Going head to head against Apple and its 3G iPhone isn’t cheap.
In its quest to knock the high-flying iPhone off its perch, Research in Motion (NASDAQ: RIMM) spruced up components and design which led to higher costs for its latest release, the BlackBerry Storm 9530.
An iSuppli report released this week, estimates the Storm costs $202.89 in>materials and manufacturing.
That’s $28.56 more than iSuppli says Apple’s (NASDAQ: AAPL) $174.33 iPhone direct bill of materials (BOM) cost, and about $32 more than it estimates itcost RIM to make its BlackBerry Bold.

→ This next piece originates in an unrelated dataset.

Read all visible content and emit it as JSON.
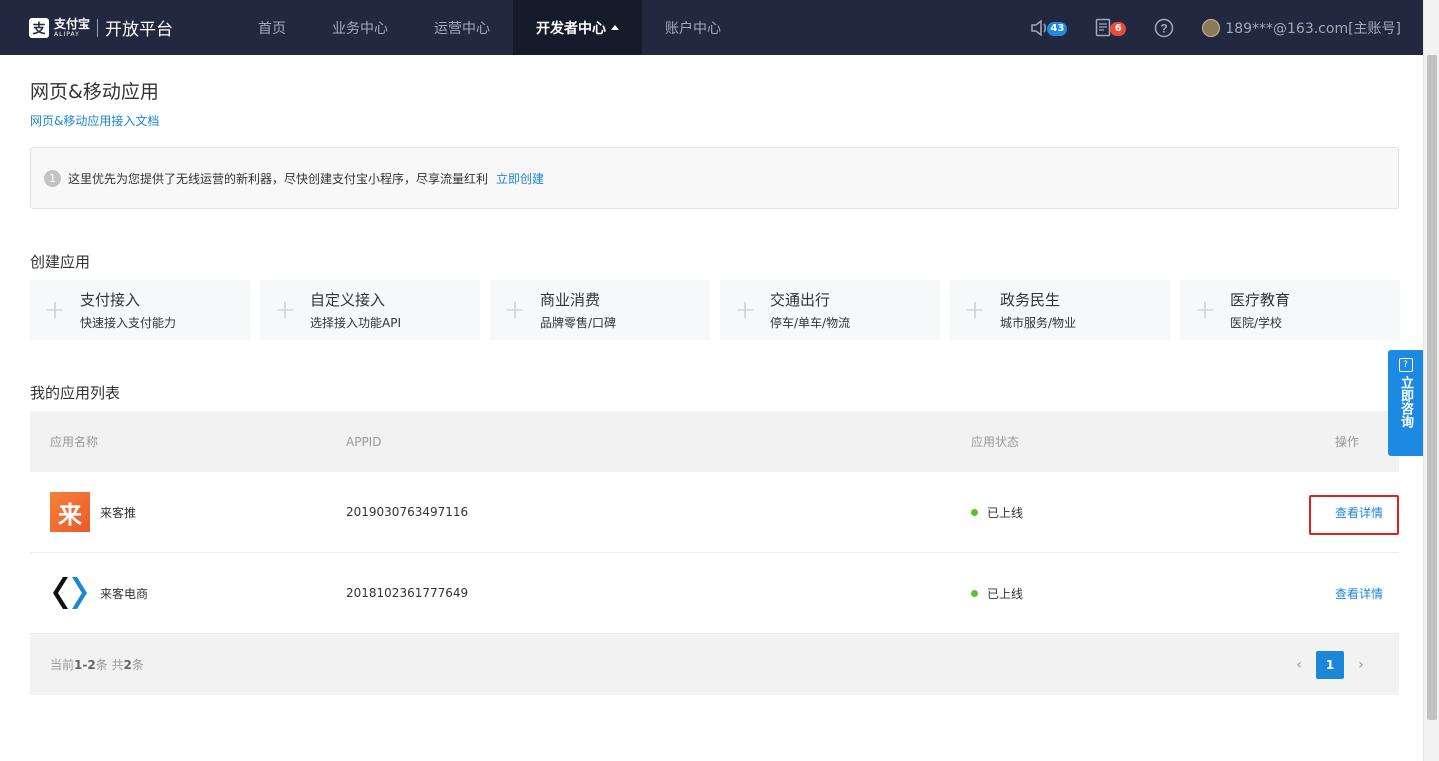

The news comes as consumers pull back on spending in today’s recession. Yet wireless carriers are reaping big financial rewards thanks to data services revenues tied to snazzy full-featured smartphone offerings.
The Storm and iPhone both retail for $199 with two-year data services plans while the Bold carries a $299 price tag for data plan subscribers.
Verizon Wireless is the exclusive carrier for the Storm. AT&T is the exclusive carrier for the iPhone and Bold in the U.S.
RIM told InternetNews.com that carrier partners set BlackBerry prices and declined comment on the new iSuppli report.
AT&T has previously stated it pays Apple $300 for every iPhone 3G it sells. Calls to AT&T on what it pays RIM per Bold handset were not returned by press time. Verizon Wireless declined comment on what it pays RIM for Storm handsets.
Apple reportedly sold 13.7 million iPhones in 2008. Verizon Wireless told InternetNews.com today it has sold 1 million Storm handsets so far.
The Storm, in addition to being a bit more expensive to build than the iPhone, is also more complex in component count, noted the iSuppli report.
Much of that is tied to the fact that Storm brought a slew of ‘firsts’ to the BlackBerry lineup when it debuted in late November.
It’s the first BlackBerry to feature a touchscreen. The handset also boasts 3G capability, the second RIM device to offer 3G, and lots of memory along with the familiar secure messaging platform.
The Storm uses a Qualcomm MSM7600 baseband processor, a first for a RIM product, according to iSuppli, as the vendor has used Marvell chips in the past.
The Qualcomm part provides support for the EvDO air standard, making it a more of a worldwide phone, according to iSuppli. It also eliminates the need for multiple basebands and radio frequency chains, which saves RIM some cost.
In the breakdown, the MSM7600 accounted for 17.2 percent of the total component price tag. The touchscreen cost was $15.50, and the 8GB MicroSD memory card cost $11.50.
The new features provided by the components, however, didn’t seem to impress reviewers or buyers.
In fact complaints prompted exclusive carrier Verizon Wireless to push out a software upgrade shortly after launch that improved touchscreen accuracy and navigation.
iSuppli’s teardown analysis covers all parts and manufacturing costs, but excludes other expenses, including Intellectual Property (IP), royalties and licensing fees, software, shipping, logistics, marketing and other channel costs.
In its iPhone breakdown report last year, iSuppli said the original 8GB iPhone, which debuted in June, 2007, cost Apple about $226 to make.
Apple has since benefited from component price declines for a 23 percent reduction in its 3G iPhone hardware costs, said iSuppli. The 3G device arrived last summer.
The 3G iPhone’s top five most expensive components are the 8GB NAND flash memory ($22), an improved touchscreen display ($20), application processor ($13.50) and digital baseband chip with High-Speed Download Packet Access, known as HSDPA. ($15).
iSuppli’s Bold report revealed a direct BOM cost of $158.16 and manufacturing cost of $11.25 for a total of $169.41.
The Bold’s component costs included a processor (the highest-priced device part at $34.34), keypad assembly (the cheapest piece at $1.85), camera ($9.90) and display ($16).